Thursday, August 16, 2007

Elvis


I remember where I was in August 1977 when the news came down. I was 22years old, in Lubbock TX, stocking the shelves on Aisle 1 in the grocery store I worked at when I heard the news - the King was dead. Like the world, I couldnt believe it. And a quarter-century later, I would love nothing more than to go back in time just to be in his audience one more time. Elvis's beauty, power, and lack of calculation make him one of music's enduring greats. Some argue Elvis was less an artist than contemporaries because he didn't write his own songs or push the envelope with the knowing sense of purpose that they did. Even some of those who grant Elvis his '50s greatness will argue that it was all but canceled out by his sad manipulation at the hands of the Colonel and decade-and-a-half-long artistic decline, a deceleration that could only be halted by an almost merciful death.

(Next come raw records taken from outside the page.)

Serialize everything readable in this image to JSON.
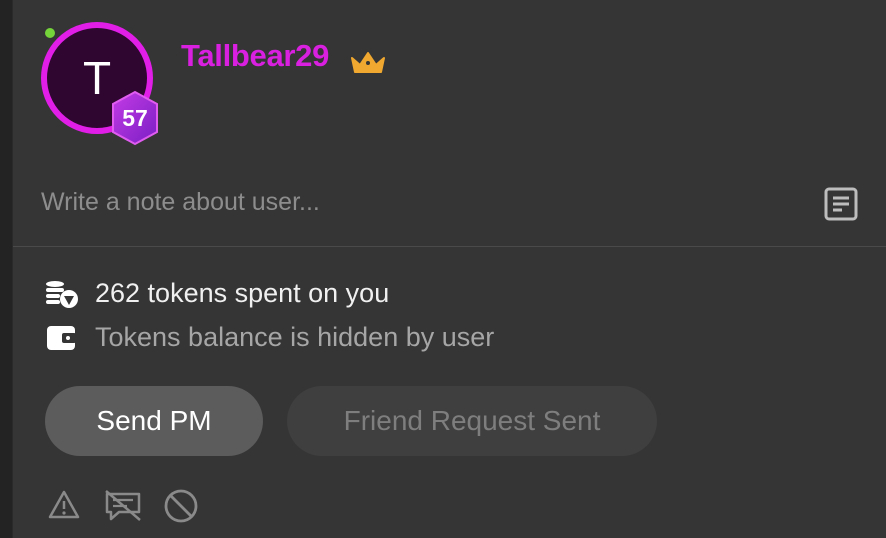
{
  "profile": {
    "avatar_letter": "T",
    "level": "57",
    "username": "Tallbear29",
    "online": true,
    "colors": {
      "accent": "#d91fe0",
      "crown": "#f0a830",
      "online": "#74d43a",
      "level_badge": "#9b2bd6"
    }
  },
  "note": {
    "placeholder": "Write a note about user...",
    "value": ""
  },
  "stats": {
    "tokens_spent": "262 tokens spent on you",
    "balance": "Tokens balance is hidden by user"
  },
  "actions": {
    "send_pm": "Send PM",
    "friend_request": "Friend Request Sent"
  },
  "footer_icons": [
    "report-warning-icon",
    "mute-messages-icon",
    "block-icon"
  ]
}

But I say cleanse your mind of extraneous images of white leather or those very large belt buckles. Picture the naive young man so pretty he can still make the men take notice,accidentally inventing rock and roll, and pretend that that moment is an eternal one. From the very first recordings on Sun records, we knew he was important and inadvertently heroic. He was something special. If only we had performers today with this combination of gut instincts and pure lack of calculation, the music might not be stuck on the evolutionary ladder the way it is now.

And what of the fat Elvis? I say we have to embrace the fat as well as the skinny Elvis. We need to block out our pictures of the declining Elvis while we're reveling in the youthful joy of the early work -- and then remember them when we suppose that our own lives are destined to be portraits of unyielding greatness.

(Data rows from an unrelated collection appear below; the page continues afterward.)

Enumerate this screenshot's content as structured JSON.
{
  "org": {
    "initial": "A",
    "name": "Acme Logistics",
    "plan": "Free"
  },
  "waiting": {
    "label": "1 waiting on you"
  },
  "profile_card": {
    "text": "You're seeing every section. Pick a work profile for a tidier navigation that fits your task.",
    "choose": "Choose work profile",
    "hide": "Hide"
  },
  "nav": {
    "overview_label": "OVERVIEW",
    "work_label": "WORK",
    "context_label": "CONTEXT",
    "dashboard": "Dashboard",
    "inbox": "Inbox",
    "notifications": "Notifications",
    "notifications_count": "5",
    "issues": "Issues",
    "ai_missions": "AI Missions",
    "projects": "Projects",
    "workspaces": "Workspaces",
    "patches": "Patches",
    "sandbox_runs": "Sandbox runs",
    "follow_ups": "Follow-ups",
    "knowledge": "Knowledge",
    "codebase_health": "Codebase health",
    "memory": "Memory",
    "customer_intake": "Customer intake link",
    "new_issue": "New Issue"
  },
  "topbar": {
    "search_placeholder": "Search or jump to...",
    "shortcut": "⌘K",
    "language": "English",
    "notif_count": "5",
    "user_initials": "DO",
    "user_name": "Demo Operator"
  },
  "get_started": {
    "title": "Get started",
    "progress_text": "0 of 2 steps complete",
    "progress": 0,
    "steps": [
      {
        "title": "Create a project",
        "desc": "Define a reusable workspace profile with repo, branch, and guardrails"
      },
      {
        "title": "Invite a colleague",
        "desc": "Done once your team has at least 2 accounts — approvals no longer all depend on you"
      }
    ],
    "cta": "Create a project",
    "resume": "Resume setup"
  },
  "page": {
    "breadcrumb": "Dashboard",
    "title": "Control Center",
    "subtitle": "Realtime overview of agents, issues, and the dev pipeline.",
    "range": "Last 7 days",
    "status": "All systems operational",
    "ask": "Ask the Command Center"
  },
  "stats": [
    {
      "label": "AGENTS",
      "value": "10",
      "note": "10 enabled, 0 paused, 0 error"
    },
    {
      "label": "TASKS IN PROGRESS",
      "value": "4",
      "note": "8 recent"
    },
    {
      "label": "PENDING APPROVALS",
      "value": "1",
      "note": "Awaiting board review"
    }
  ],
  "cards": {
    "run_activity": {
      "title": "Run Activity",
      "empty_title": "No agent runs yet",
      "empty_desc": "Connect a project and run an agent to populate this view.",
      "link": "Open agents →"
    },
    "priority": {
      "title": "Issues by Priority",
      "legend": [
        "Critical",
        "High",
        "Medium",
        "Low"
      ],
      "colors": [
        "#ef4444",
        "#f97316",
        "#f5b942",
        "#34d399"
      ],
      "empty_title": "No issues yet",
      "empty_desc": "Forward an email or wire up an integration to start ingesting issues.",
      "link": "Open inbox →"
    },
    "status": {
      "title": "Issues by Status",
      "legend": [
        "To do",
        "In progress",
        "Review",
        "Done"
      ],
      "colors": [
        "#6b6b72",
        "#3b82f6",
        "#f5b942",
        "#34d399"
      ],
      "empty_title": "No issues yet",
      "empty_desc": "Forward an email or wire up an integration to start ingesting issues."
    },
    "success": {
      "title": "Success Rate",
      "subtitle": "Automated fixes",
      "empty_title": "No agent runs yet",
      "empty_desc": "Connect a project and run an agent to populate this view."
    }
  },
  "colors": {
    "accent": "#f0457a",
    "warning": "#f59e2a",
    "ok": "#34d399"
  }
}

It's the singer, not the song.
He didn't write songs like Dylan or Lennon and McCartney. But he could deliver them. He made us feel the song, as if we had written it ourselves. No one could make us feel a song like Elvis did. So here's to Elvis -- eternal proof that it's the singer, not the song. And may we always remember where we were when we first really ''got'' ''In the Ghetto,'' ''Heartbreak Hotel,'' or whatever it was that made us realize that Elvis is still alive.